The Early Modern admiration for and adaptation of classical prototypes also emerges in an ostensibly biblically themed work, Dürer’s Adam and Eve (1504). A copy of the work by Johann Ladenspelder is held in the Baillieu Library Print Collection (fig. 4). The poses of Adam and Eve here unmistakably echo those of the Apollo Belvedere and the Medici Venus.[4] Dürer had probably seen the Apollo Belvedere – if not directly, then via an illustrated reproduction – during his trip to Italy in 1494. Comparison with the attitude of the Apollo Belvedere reveals how Dürer has reversed the pose of the classical prototype, removing the Apollonian trimmings of the quiver and chlamys, but retaining the dynamic contrapposto pose and classically idealised proportions. In his famous work Lives of the Artists, contemporary art-historian Giorgio Vasari (1511-1574) explicitly mentions the Medici Venus and the Apollo Belvedere, along with other familiar figures such as the Farnese Hercules and the Laocoon, as popular models for Renaissance artists representing human figures.[5]
It is notable that Dürer draws on classical sculptural models even in a biblically themed work. The whole thus epitomises an Early Modern spirit of cultural synthesis. Apollo, in the guise of Dürer’s Adam, has certainly undergone a great deal of transformation compared with earlier representations such as our bronze figurine (fig. 1).
Even when artists of the 16th century began pursuing different approaches to depicting human figures, the classical models were still of central importance. Early modern approaches to representing the body combined detailed study of classical types, and newer understandings of anatomy via dissection. This Early Modern use of both dissected cadavers and classical sculptures for representing human figures is recorded in Enea Vico’s engraving of The Academy of Baccio Bandinelli (circa 1564-61), after Baccio Bandinelli (fig. 5). In this remarkable scene, the engraver has depicted the artist’s workshop as a space for fusing classical artistic theory (represented by the classical statuary in the foreground and above the mantelpiece) and anatomical study of the human body (seen in the dismembered human cadavers and bones shown in the foreground). With its idealised proportions and serpentine silhouette, the figure of a standing male in contrapposto (shown in the lower right foreground) epitomises classical representations of male figures – perhaps even inviting us to recall the image, so familiar to Early Modern artists, of the god Apollo.

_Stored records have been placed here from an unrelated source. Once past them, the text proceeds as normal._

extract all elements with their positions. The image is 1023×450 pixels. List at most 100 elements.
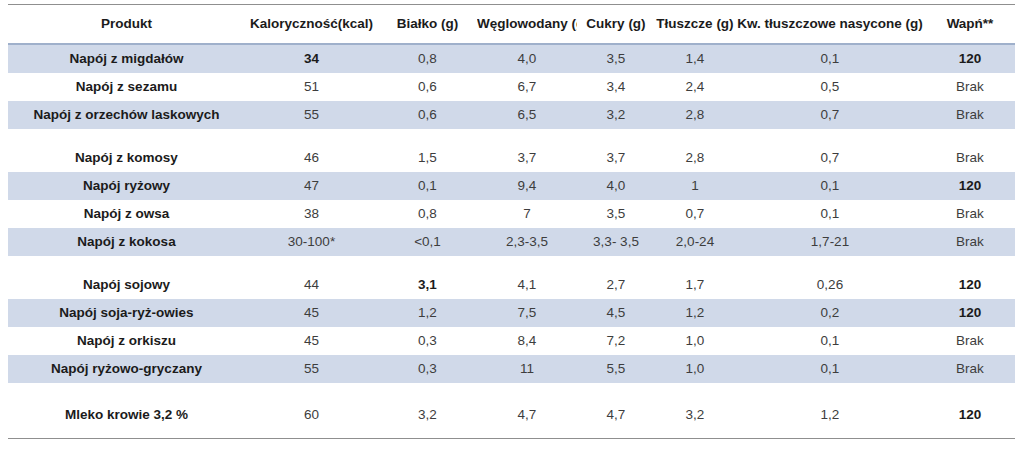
value-cell: 4,7 (577, 408, 655, 422)
value-cell: 55 (245, 362, 378, 376)
value-cell: 1 (655, 179, 735, 193)
value-cell: 3,2 (655, 408, 735, 422)
product-name-cell: Napój z migdałów (8, 52, 245, 66)
table-body: Napój z migdałów340,84,03,51,40,1120Napó… (8, 45, 1015, 432)
value-cell: 1,0 (655, 362, 735, 376)
value-cell: 7,2 (577, 334, 655, 348)
product-name-cell: Napój z orkiszu (8, 334, 245, 348)
product-name-cell: Napój z orzechów laskowych (8, 108, 245, 122)
value-cell: 0,6 (378, 108, 477, 122)
table-row: Napój z orkiszu450,38,47,21,00,1Brak (8, 327, 1015, 355)
value-cell: 1,2 (655, 306, 735, 320)
value-cell: 0,1 (735, 334, 925, 348)
value-cell: 0,7 (735, 108, 925, 122)
table-row: Napój ryżowy470,19,44,010,1120 (8, 172, 1015, 200)
value-cell: 2,4 (655, 80, 735, 94)
value-cell: Brak (925, 151, 1015, 165)
value-cell: 6,7 (477, 80, 577, 94)
product-name-cell: Napój ryżowo-gryczany (8, 362, 245, 376)
value-cell: Brak (925, 334, 1015, 348)
value-cell: 0,8 (378, 207, 477, 221)
value-cell: 1,4 (655, 52, 735, 66)
table-row: Napój soja-ryż-owies451,27,54,51,20,2120 (8, 299, 1015, 327)
product-name-cell: Napój ryżowy (8, 179, 245, 193)
value-cell: 44 (245, 278, 378, 292)
value-cell: 0,1 (735, 362, 925, 376)
value-cell: 55 (245, 108, 378, 122)
table-row: Napój z orzechów laskowych550,66,53,22,8… (8, 101, 1015, 129)
product-name-cell: Napój z sezamu (8, 80, 245, 94)
value-cell: 3,7 (577, 151, 655, 165)
table-row: Napój z migdałów340,84,03,51,40,1120 (8, 45, 1015, 73)
column-header-wapn: Wapń** (925, 17, 1015, 31)
product-name-cell: Napój sojowy (8, 278, 245, 292)
group-spacer (8, 256, 1015, 271)
value-cell: 0,5 (735, 80, 925, 94)
value-cell: Brak (925, 80, 1015, 94)
table-row: Napój ryżowo-gryczany550,3115,51,00,1Bra… (8, 355, 1015, 383)
value-cell: 4,1 (477, 278, 577, 292)
value-cell: Brak (925, 207, 1015, 221)
value-cell: 0,1 (378, 179, 477, 193)
value-cell: 45 (245, 306, 378, 320)
value-cell: 1,2 (735, 408, 925, 422)
value-cell: 3,1 (378, 278, 477, 292)
value-cell: 1,0 (655, 334, 735, 348)
value-cell: 3,3- 3,5 (577, 235, 655, 249)
table-row: Napój z owsa380,873,50,70,1Brak (8, 200, 1015, 228)
value-cell: 11 (477, 362, 577, 376)
value-cell: 0,2 (735, 306, 925, 320)
table-row: Napój z komosy461,53,73,72,80,7Brak (8, 144, 1015, 172)
value-cell: Brak (925, 362, 1015, 376)
value-cell: 0,6 (378, 80, 477, 94)
value-cell: 2,8 (655, 108, 735, 122)
column-header-kw-tluszczowe: Kw. tłuszczowe nasycone (g) (735, 17, 925, 31)
column-header-produkt: Produkt (8, 17, 245, 31)
value-cell: 8,4 (477, 334, 577, 348)
table-row: Napój sojowy443,14,12,71,70,26120 (8, 271, 1015, 299)
value-cell: 3,5 (577, 207, 655, 221)
column-header-kalorycznosc: Kaloryczność(kcal) (245, 17, 378, 31)
table-row: Mleko krowie 3,2 %603,24,74,73,21,2120 (8, 398, 1015, 432)
value-cell: 0,26 (735, 278, 925, 292)
group-spacer (8, 129, 1015, 144)
value-cell: 3,4 (577, 80, 655, 94)
value-cell: 0,1 (735, 179, 925, 193)
column-header-bialko: Białko (g) (378, 17, 477, 31)
value-cell: 0,3 (378, 362, 477, 376)
value-cell: 0,1 (735, 207, 925, 221)
value-cell: 38 (245, 207, 378, 221)
value-cell: 0,8 (378, 52, 477, 66)
value-cell: 1,5 (378, 151, 477, 165)
value-cell: 1,2 (378, 306, 477, 320)
value-cell: 4,0 (477, 52, 577, 66)
product-name-cell: Napój z komosy (8, 151, 245, 165)
value-cell: 3,2 (378, 408, 477, 422)
value-cell: 5,5 (577, 362, 655, 376)
value-cell: 3,2 (577, 108, 655, 122)
column-header-cukry: Cukry (g) (577, 17, 655, 31)
group-spacer (8, 383, 1015, 398)
value-cell: 2,8 (655, 151, 735, 165)
value-cell: 7,5 (477, 306, 577, 320)
product-name-cell: Napój z owsa (8, 207, 245, 221)
value-cell: 3,5 (577, 52, 655, 66)
value-cell: 0,7 (655, 207, 735, 221)
value-cell: 2,0-24 (655, 235, 735, 249)
value-cell: 2,3-3,5 (477, 235, 577, 249)
table-row: Napój z sezamu510,66,73,42,40,5Brak (8, 73, 1015, 101)
value-cell: 0,1 (735, 52, 925, 66)
value-cell: 1,7 (655, 278, 735, 292)
nutrition-comparison-table: Produkt Kaloryczność(kcal) Białko (g) Wę… (0, 4, 1023, 450)
value-cell: 46 (245, 151, 378, 165)
bottom-divider (8, 438, 1015, 439)
value-cell: 120 (925, 306, 1015, 320)
product-name-cell: Napój z kokosa (8, 235, 245, 249)
value-cell: 4,5 (577, 306, 655, 320)
table-header-row: Produkt Kaloryczność(kcal) Białko (g) Wę… (8, 5, 1015, 45)
value-cell: 2,7 (577, 278, 655, 292)
value-cell: <0,1 (378, 235, 477, 249)
value-cell: 9,4 (477, 179, 577, 193)
column-header-tluszcze: Tłuszcze (g) (655, 17, 735, 31)
value-cell: 3,7 (477, 151, 577, 165)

Bandinelli’s scene evokes an atmosphere of fervent artistic activity, steeped in the classics and scholarly endeavour. The scene forms a rather attractive backdrop to this survey of Apollo’s journey from antiquity to the Early Modern period. During the course of this survey, Apollo has undergone a great deal of transformation – embodying, in a sense, the evolution of the classics in Early Modern Europe.
Caroline Ritchie, Research Assistant
References:
[1] Hemingway, S. 2002, ‘Posthumous Copies of Ancient Greek Sculpture: Roman Taste and Techniques’, Sculpture Review 60 (2), 26-33.
[2] Tarrant, R. J. ed. 2004, P. Ovidi Nasonis Metamorphoses, Oxford: Oxford University Press, VI, 382-400.
[3] Ibid. XI, 146-171.
[4] Panofsky, E. 1955, The Life and Times of Albrecht Dürer, Princeton: Princeton University Press, p. 86.
[5] Vasari, G. (1986), Lives of the Artists, trans. by G. Bull, Middlesex: Penguin Classics, preface to part III.